Markets in Europe have responded in a positive fashion following the bailout of Spain's banks at the weekend.

Eurozone ministers agreed, on Saturday, to lend Spain's banks up to 100bn euros ($125bn; £80bn), which in turn has seen markets rise.

The FTSE 100 in London rose 1.0%, the Dax in Frankfurt was up 1.9% and the Cac 40 in Paris was up 1.6%. Spain's benchmark index, the Ibex, rose 2.6%. All had earlier made bigger gains.

However, Chris Towner, director of FX advisory services at currency specialist HiFX, feels that simply throwing money at the problem isn't the best solution, although it will help to a certain degree.

“Yet again we have seen money thrown at the problem in order to help the bad debt of the Spanish banks, which has caused Spain as a sovereign a huge headache as this has pushed up their cost of borrowing close to unaffordable levels," he said.

"However this time the good news is that the money thrown at the problem is more than double what the IMF estimated the Spanish banks require and therefore we are starting to see the EU leaders trying now to not just catch up with the market, but to try and remain a step ahead of the market.

“Saying that though despite the issues at a sovereign level, this crisis has gone on long enough now for the EU to stop fudging solutions but now start to map out a plan on a union level.
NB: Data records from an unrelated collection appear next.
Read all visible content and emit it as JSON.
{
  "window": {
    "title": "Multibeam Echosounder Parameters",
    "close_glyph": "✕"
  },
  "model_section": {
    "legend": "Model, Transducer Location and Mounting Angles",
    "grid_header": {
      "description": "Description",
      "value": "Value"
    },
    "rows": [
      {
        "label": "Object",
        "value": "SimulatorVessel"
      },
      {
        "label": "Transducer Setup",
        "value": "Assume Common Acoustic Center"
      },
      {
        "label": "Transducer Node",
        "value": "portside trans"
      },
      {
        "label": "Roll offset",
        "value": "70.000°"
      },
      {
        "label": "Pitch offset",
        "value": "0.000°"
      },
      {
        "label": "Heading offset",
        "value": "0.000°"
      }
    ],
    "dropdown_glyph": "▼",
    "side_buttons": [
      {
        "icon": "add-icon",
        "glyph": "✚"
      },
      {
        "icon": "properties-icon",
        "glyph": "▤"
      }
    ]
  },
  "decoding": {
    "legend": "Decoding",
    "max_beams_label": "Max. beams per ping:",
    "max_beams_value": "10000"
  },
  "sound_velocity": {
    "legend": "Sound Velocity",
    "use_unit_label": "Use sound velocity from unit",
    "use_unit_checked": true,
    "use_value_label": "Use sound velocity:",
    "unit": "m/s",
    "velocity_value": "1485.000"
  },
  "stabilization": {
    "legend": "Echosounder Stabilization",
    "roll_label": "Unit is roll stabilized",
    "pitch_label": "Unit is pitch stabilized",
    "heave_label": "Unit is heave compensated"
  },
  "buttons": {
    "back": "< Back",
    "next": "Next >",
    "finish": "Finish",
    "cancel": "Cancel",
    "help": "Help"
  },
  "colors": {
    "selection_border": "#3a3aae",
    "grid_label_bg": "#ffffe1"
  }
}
Union means being joined together and the EU will continue to have to throw money unless they solve the bigger structural issues of not having harmonised debt and leadership.

“The markets and indeed the Euro have bounced somewhat sceptically to the news. The Euro now at teenager age is somewhat bored bouncing on this trampoline of bail-outs and is looking for clearer direction into her age of adolescence.”